Dans cette perspective, elle souligne le rôle crucial de l’innovation, de la recherche, de l’économie bleue et des stratégies intelligentes au service des grandes transitions : climatiques, énergétiques, alimentaires, économiques, afin de réduire les vulnérabilités des RUP. C’est donc une feuille de route « long-termiste » qui a été posée sur la table des gouvernances régionales. Cette perspective temporelle n’est, certes, pas une nouveauté dans le langage européen, mais c’est davantage sa force et son insistance qui marquent les esprits : l’heure n’est plus à la réaction mais à la proactivité : déterminer l’avenir souhaitable, résilient, et, ce faisant, établir dès maintenant les priorités qui pourront permettre d’y conduire. 

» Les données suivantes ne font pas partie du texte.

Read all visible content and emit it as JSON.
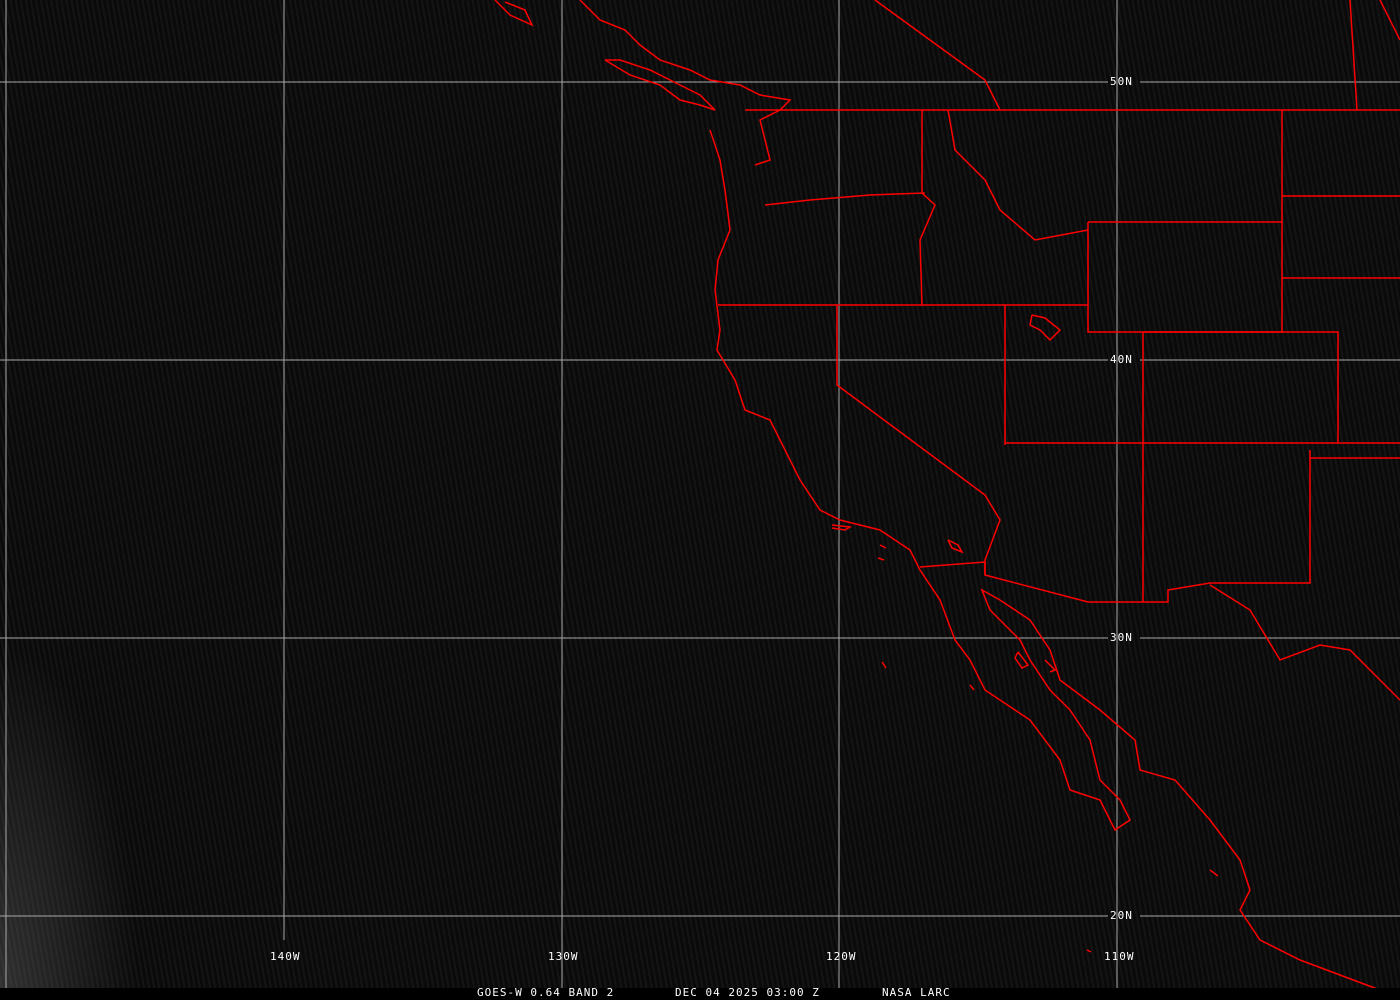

La concomitance de la finalisation de l’écriture des programmes opérationnels apparait alors comme une opportunité pour matérialiser l’entame de cette dynamique. Pour les seules régions françaises (ultramarines et continentales) « en convergence » c’est plus de 3,2 milliards d’euros qui sont avancés pour soutenir le potentiel de ces territoires sur la période 2021-2027. Aux régions comme les outremers de faire les bons choix. Voilà qui clair. Cela mérite bien une réflexion (pour rappel le « partnership agreement » entre La France et l’Europe est doté de 18,4 milliards d’euros).

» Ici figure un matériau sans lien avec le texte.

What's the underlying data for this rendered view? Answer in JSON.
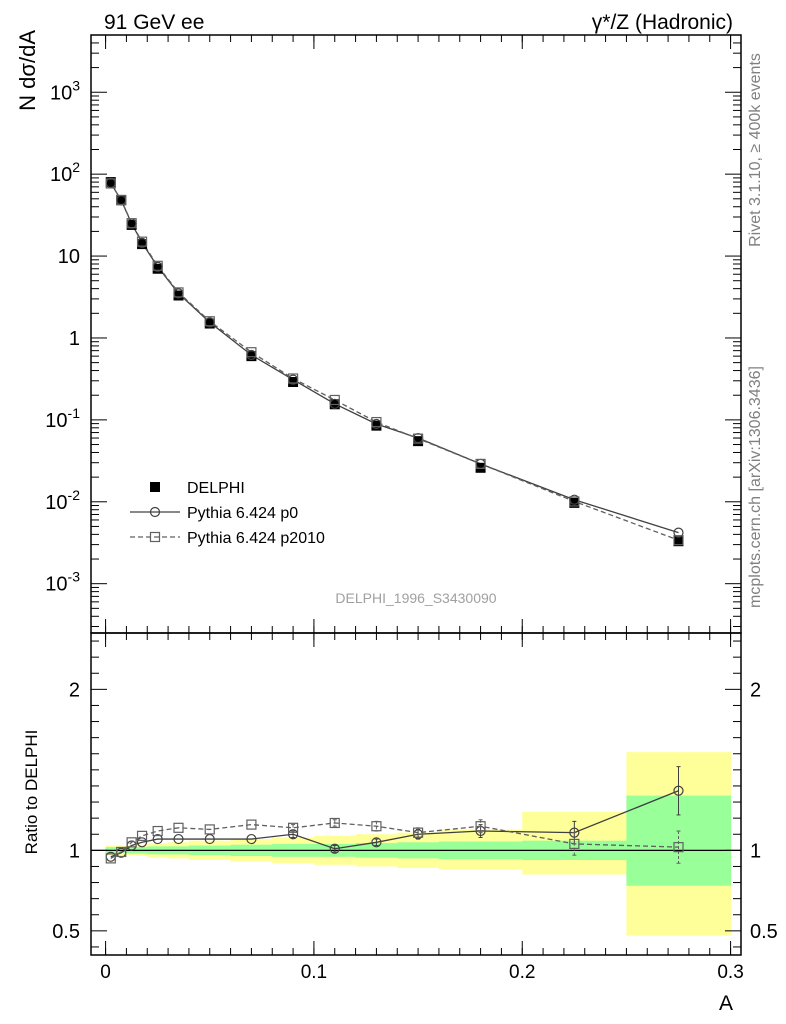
{
  "header": {
    "left": "91 GeV ee",
    "right": "γ*/Z (Hadronic)"
  },
  "side_labels": {
    "rivet": "Rivet 3.1.10, ≥ 400k events",
    "mcplots": "mcplots.cern.ch [arXiv:1306.3436]"
  },
  "watermark": "DELPHI_1996_S3430090",
  "chart_data": [
    {
      "type": "scatter",
      "panel": "main",
      "ylabel": "N dσ/dA",
      "yscale": "log",
      "ylim": [
        0.00025,
        5000
      ],
      "xlim": [
        -0.007,
        0.305
      ],
      "y_ticks": [
        {
          "value": 0.001,
          "base": "10",
          "exp": "-3"
        },
        {
          "value": 0.01,
          "base": "10",
          "exp": "-2"
        },
        {
          "value": 0.1,
          "base": "10",
          "exp": "-1"
        },
        {
          "value": 1,
          "base": "1",
          "exp": ""
        },
        {
          "value": 10,
          "base": "10",
          "exp": ""
        },
        {
          "value": 100,
          "base": "10",
          "exp": "2"
        },
        {
          "value": 1000,
          "base": "10",
          "exp": "3"
        }
      ],
      "x": [
        0.0025,
        0.0075,
        0.0125,
        0.0175,
        0.025,
        0.035,
        0.05,
        0.07,
        0.09,
        0.11,
        0.13,
        0.15,
        0.18,
        0.225,
        0.275
      ],
      "legend_position": "bottom-left",
      "series": [
        {
          "name": "DELPHI",
          "marker": "filled-square",
          "color": "#000000",
          "values": [
            80,
            48,
            24,
            14,
            7,
            3.3,
            1.5,
            0.6,
            0.29,
            0.155,
            0.085,
            0.055,
            0.026,
            0.0097,
            0.0033
          ]
        },
        {
          "name": "Pythia 6.424 p0",
          "marker": "open-circle",
          "line": "solid",
          "color": "#404040",
          "values": [
            78,
            48,
            25,
            14.5,
            7.4,
            3.5,
            1.55,
            0.62,
            0.31,
            0.157,
            0.089,
            0.06,
            0.029,
            0.0106,
            0.0042
          ]
        },
        {
          "name": "Pythia 6.424 p2010",
          "marker": "open-square",
          "line": "dashed",
          "color": "#606060",
          "values": [
            77,
            48.5,
            25.2,
            15,
            7.6,
            3.6,
            1.6,
            0.67,
            0.32,
            0.175,
            0.094,
            0.059,
            0.029,
            0.0101,
            0.0034
          ]
        }
      ]
    },
    {
      "type": "scatter",
      "panel": "ratio",
      "ylabel": "Ratio to DELPHI",
      "xlabel": "A",
      "ylim": [
        0.35,
        2.35
      ],
      "xlim": [
        -0.007,
        0.305
      ],
      "y_ticks": [
        0.5,
        1,
        2
      ],
      "y_tick_labels": [
        "0.5",
        "1",
        "2"
      ],
      "x_ticks": [
        0,
        0.1,
        0.2,
        0.3
      ],
      "x_tick_labels": [
        "0",
        "0.1",
        "0.2",
        "0.3"
      ],
      "bin_edges": [
        0,
        0.005,
        0.01,
        0.015,
        0.02,
        0.03,
        0.04,
        0.06,
        0.08,
        0.1,
        0.12,
        0.14,
        0.16,
        0.2,
        0.25,
        0.3
      ],
      "band_inner": [
        [
          0.98,
          1.02
        ],
        [
          0.985,
          1.015
        ],
        [
          0.98,
          1.02
        ],
        [
          0.98,
          1.02
        ],
        [
          0.975,
          1.025
        ],
        [
          0.975,
          1.025
        ],
        [
          0.97,
          1.03
        ],
        [
          0.965,
          1.035
        ],
        [
          0.96,
          1.04
        ],
        [
          0.96,
          1.04
        ],
        [
          0.955,
          1.045
        ],
        [
          0.95,
          1.05
        ],
        [
          0.945,
          1.055
        ],
        [
          0.94,
          1.06
        ],
        [
          0.78,
          1.34
        ]
      ],
      "band_outer": [
        [
          0.97,
          1.03
        ],
        [
          0.97,
          1.03
        ],
        [
          0.97,
          1.035
        ],
        [
          0.965,
          1.035
        ],
        [
          0.955,
          1.045
        ],
        [
          0.95,
          1.05
        ],
        [
          0.94,
          1.06
        ],
        [
          0.93,
          1.07
        ],
        [
          0.92,
          1.08
        ],
        [
          0.91,
          1.09
        ],
        [
          0.9,
          1.1
        ],
        [
          0.89,
          1.11
        ],
        [
          0.88,
          1.13
        ],
        [
          0.85,
          1.24
        ],
        [
          0.47,
          1.61
        ]
      ],
      "band_colors": {
        "inner": "#99ff99",
        "outer": "#ffff99"
      },
      "x": [
        0.0025,
        0.0075,
        0.0125,
        0.0175,
        0.025,
        0.035,
        0.05,
        0.07,
        0.09,
        0.11,
        0.13,
        0.15,
        0.18,
        0.225,
        0.275
      ],
      "series": [
        {
          "name": "Pythia 6.424 p0",
          "marker": "open-circle",
          "line": "solid",
          "color": "#404040",
          "values": [
            0.96,
            0.985,
            1.03,
            1.05,
            1.07,
            1.07,
            1.07,
            1.07,
            1.1,
            1.01,
            1.05,
            1.1,
            1.12,
            1.11,
            1.37
          ],
          "errors": [
            0.01,
            0.01,
            0.01,
            0.01,
            0.01,
            0.01,
            0.01,
            0.01,
            0.02,
            0.02,
            0.02,
            0.03,
            0.04,
            0.07,
            0.15
          ]
        },
        {
          "name": "Pythia 6.424 p2010",
          "marker": "open-square",
          "line": "dashed",
          "color": "#606060",
          "values": [
            0.95,
            0.99,
            1.05,
            1.09,
            1.12,
            1.14,
            1.13,
            1.16,
            1.14,
            1.17,
            1.15,
            1.11,
            1.15,
            1.04,
            1.02
          ],
          "errors": [
            0.01,
            0.01,
            0.01,
            0.01,
            0.01,
            0.01,
            0.01,
            0.01,
            0.02,
            0.02,
            0.03,
            0.03,
            0.04,
            0.07,
            0.1
          ]
        }
      ]
    }
  ]
}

Cette nécessité d’investir le temps long était aussi l’enjeu à la mi-mai de la conférence FORWARD concernant l’innovation dans les régions ultrapériphériques. Car décréter l’innovation comme l’une des pierres angulaires de la transformation des RUP se conçoit. Encore faut-il que celles-ci mobilisent ce levier. C’était tout l’objet du projet FORWARD, visant à renforcer l’accès des régions ultrapériphériques au programme « Horizon 2020 » lui-même conçu pour consolider les capacités de recherche et d’innovation de l’UE. 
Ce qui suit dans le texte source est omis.